ただし、そもそもが4,800万画素と高画素化したことで一つ一つの画素自体が小さくなっていることもあり、画質の低下は否めないだろう。
既にiPhone 13 Proシリーズをお使いの方はお分かりと思うが、標準(広角)カメラの画質に比べると、光学3倍望遠で撮影した画像は、センサーサイズ、レンズの問題もあり、特に暗所での撮影時にかなりノッペリとした、どこか精細感を欠く画像になってしまう。
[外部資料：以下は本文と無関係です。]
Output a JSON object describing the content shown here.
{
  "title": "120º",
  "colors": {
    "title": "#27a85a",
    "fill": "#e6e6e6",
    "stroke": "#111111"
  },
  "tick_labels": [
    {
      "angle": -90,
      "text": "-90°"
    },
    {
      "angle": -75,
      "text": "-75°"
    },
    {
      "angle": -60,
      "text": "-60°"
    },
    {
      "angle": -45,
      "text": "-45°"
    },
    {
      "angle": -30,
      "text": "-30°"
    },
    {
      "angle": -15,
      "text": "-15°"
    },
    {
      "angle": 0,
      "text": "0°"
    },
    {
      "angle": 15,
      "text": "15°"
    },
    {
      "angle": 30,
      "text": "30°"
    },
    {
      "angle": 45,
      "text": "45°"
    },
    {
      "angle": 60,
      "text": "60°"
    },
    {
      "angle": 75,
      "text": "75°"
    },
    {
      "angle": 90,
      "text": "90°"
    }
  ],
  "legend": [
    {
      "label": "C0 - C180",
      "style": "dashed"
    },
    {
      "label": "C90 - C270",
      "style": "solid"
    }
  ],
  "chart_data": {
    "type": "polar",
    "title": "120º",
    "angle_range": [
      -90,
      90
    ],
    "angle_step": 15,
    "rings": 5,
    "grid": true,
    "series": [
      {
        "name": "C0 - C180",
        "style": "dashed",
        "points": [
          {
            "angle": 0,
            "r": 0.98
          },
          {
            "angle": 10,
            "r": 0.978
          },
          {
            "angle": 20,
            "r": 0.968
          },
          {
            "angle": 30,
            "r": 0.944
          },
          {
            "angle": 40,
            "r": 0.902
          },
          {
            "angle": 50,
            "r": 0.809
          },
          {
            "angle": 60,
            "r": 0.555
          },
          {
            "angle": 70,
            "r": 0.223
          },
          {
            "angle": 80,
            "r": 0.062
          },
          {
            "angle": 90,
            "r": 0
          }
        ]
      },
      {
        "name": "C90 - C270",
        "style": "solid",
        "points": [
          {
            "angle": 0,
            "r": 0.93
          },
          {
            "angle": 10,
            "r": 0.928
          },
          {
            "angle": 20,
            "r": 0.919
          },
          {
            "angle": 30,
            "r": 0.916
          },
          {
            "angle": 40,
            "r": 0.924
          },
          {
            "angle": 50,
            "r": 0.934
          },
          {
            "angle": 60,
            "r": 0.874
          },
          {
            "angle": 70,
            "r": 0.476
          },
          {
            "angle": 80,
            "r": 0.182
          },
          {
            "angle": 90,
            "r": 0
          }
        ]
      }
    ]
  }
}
(こだわらなければ気にならないレベルかも知れないが)
4,800万画素センサーでの標準カメラでの撮影についても、デフォルトでの設定は1,200万画素解像度での撮影になっており、通常の撮影ではピクセルビニングによって、4つの画素を1つにまとめて擬似的に大きな1つの画素として扱い、受光面積を広げ、特に暗所での撮影におけるノイズの低減を図っているようだ。だが、これは裏を返せば、4,800万画素での撮影では画素一つ一つの受光面積は従来よりも小さくなってしまうための対策だろう。
と言う事で、4,800万画素センサーの中央部分のみを使う“擬似的”な光学2倍ズームは、“光学”と謳ってはいるが、結局の所デジタルズームでしかないのではないだろうか。
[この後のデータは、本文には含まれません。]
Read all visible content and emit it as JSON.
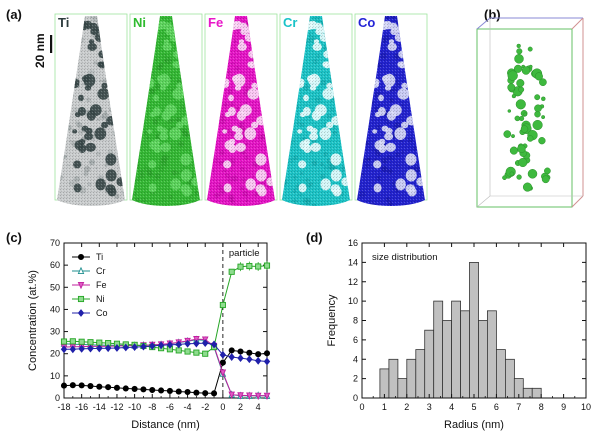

とはいえ、以前、いくつかのAndroidブランドは、トリミングを光学望遠に見せかけて、販売していたこともあったので、この手の誇大広告はこれが初めてのことではない。ただし、Appleが「光学2倍望遠」を謳ったことは、他のメーカーにとっては「え!?そんなことしちゃっていいの?」と、スマートフォン業界全体にある意味衝撃を与えたのではないだろうか。Galaxy S23では2億画素となる「超高画素」センサーが積まれると言われており、今後、同様の手法で、4倍や5倍の望遠を謳い、Appleに対抗するメーカーが現れる可能性もありそうだ。
Appleが超高解像度カメラを採用したことは、理想的な照明の下でより精細感のある画像を提供し、8K動画に繋がる物であり、歓迎すべきことだろう。1人のiPhoneユーザーとして、どうか、ユーザーにとって正直な会社であって欲しいと願う。